Created by
Alexander Calder a few months before his death, White
Cascade is considered the world's largest mobile. From
the skylight it descends through 100 feet of the Federal Reserve
Bank's 130-foot-high East Court. Including its electric motor,
the massive mobile weighs almost 10 tons. The 14 white aluminum
disks range in diameter from 3.5 to 12.7 feet; the stainless
steel connecting rods vary from 9 to 36 feet in length. Slowly,
almost imperceptibly, the entire structure revolves clockwise
in its vast atrium.
It was in 1930 that Calder, the son of Alexander Stirling
Calder and grandson of Alexander Milne Calder, became interested
in abstraction.

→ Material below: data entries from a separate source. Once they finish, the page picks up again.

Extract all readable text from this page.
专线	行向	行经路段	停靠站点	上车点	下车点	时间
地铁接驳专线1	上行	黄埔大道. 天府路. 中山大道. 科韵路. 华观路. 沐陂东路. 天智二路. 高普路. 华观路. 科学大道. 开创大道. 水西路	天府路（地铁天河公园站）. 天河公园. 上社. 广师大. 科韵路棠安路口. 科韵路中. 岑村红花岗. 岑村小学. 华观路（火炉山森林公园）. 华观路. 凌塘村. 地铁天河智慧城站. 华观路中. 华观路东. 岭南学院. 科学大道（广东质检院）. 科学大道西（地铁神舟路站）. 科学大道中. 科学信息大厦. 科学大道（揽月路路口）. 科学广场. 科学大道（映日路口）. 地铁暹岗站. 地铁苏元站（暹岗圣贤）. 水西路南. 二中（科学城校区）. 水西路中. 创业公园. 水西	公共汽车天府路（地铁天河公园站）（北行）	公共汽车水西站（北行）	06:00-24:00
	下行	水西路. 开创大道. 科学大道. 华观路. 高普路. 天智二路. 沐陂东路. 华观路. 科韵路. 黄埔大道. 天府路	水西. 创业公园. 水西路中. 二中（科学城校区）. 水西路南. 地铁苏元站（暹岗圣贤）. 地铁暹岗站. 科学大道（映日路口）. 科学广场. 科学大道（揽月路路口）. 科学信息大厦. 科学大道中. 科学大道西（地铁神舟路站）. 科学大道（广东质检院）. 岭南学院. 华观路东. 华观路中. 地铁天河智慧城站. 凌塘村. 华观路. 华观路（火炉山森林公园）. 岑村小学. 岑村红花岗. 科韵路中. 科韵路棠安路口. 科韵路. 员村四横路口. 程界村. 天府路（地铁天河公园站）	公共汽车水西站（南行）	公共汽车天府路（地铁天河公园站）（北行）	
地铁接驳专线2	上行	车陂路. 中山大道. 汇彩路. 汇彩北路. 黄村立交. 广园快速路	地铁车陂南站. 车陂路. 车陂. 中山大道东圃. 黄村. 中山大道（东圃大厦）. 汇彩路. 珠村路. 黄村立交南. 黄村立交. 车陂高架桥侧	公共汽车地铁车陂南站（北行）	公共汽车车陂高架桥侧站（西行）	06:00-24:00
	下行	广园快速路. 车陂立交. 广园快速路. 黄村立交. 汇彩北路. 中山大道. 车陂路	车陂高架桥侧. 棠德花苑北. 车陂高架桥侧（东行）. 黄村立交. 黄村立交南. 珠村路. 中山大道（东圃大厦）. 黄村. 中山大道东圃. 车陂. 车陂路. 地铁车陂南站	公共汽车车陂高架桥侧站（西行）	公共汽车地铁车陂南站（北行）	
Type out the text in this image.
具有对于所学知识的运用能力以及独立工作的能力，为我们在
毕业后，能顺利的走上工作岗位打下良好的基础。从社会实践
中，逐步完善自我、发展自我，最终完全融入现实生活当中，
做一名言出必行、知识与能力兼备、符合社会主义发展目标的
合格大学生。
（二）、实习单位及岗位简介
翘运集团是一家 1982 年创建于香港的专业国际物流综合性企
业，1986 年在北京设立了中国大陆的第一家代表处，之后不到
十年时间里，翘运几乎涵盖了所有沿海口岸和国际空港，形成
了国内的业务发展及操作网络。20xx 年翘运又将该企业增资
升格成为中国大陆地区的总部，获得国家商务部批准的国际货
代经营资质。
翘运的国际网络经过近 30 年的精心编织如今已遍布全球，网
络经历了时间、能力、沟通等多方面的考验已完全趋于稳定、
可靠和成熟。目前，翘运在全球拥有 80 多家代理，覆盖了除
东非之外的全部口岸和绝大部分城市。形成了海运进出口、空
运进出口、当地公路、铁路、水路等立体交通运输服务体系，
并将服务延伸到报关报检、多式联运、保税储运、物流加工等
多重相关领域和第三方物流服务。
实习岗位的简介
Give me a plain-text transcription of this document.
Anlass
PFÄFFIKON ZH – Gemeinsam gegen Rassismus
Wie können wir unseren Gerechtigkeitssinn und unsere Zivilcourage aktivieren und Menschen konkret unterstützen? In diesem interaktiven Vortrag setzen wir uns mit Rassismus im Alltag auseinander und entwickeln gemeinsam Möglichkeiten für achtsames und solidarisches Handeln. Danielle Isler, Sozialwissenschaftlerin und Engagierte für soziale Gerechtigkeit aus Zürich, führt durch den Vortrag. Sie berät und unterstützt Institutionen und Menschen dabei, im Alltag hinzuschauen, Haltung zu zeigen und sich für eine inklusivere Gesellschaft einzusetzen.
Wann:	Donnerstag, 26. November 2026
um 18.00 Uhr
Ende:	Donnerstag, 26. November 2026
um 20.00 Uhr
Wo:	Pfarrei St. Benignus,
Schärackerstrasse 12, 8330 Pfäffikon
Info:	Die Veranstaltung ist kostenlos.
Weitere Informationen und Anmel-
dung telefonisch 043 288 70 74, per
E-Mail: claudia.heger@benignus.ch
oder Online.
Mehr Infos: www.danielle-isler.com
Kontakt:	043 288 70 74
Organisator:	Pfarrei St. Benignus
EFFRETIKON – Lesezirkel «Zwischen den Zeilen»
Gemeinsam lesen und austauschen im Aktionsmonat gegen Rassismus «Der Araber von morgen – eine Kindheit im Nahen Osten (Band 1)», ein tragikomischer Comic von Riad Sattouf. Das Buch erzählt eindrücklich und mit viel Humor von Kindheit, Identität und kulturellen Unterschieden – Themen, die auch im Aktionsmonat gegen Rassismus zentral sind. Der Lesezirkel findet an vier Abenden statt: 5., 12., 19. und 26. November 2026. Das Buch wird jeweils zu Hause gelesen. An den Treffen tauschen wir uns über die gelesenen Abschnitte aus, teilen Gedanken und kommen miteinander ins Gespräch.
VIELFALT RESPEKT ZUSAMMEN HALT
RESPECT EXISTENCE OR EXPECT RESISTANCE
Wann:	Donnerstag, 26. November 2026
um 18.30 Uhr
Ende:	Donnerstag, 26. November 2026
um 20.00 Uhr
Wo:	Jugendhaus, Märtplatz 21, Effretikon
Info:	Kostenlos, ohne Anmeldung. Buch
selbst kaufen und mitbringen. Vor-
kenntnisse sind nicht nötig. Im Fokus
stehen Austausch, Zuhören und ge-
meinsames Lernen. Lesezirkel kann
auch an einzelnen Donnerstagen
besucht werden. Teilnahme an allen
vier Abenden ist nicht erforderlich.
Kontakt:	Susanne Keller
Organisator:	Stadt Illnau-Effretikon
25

Visiting the studio of modernist painter Piet
Mondrian, Calder was impressed by the abstract arrangements
of brilliant colors on Mondrian's walls. He decided that he
would like to make such blocks of color "oscillate,"
and within two years he had created his first moving sculpture.
The artist Marcel Duchamp coined the term "mobile"
to describe this highly original form of art. By the end of
Calder's career, many cities in the United States and abroad
had acquired examples of his monumental sculpture. Along with
Beverly Pepper's Phaedrus, White Cascade
was commissioned for the Federal Reserve Bank as part of the
Redevelopment Authority's 1% program. Despite its massiveness,
the mobile is both graceful and playful. As the artist Fernand
Léger remarked, Calder's work is "serious without
seeming to be."
Adapted from Public Art in Philadelphia by Penny
Balkin Bach (Temple University Press, Philadelphia, 1992).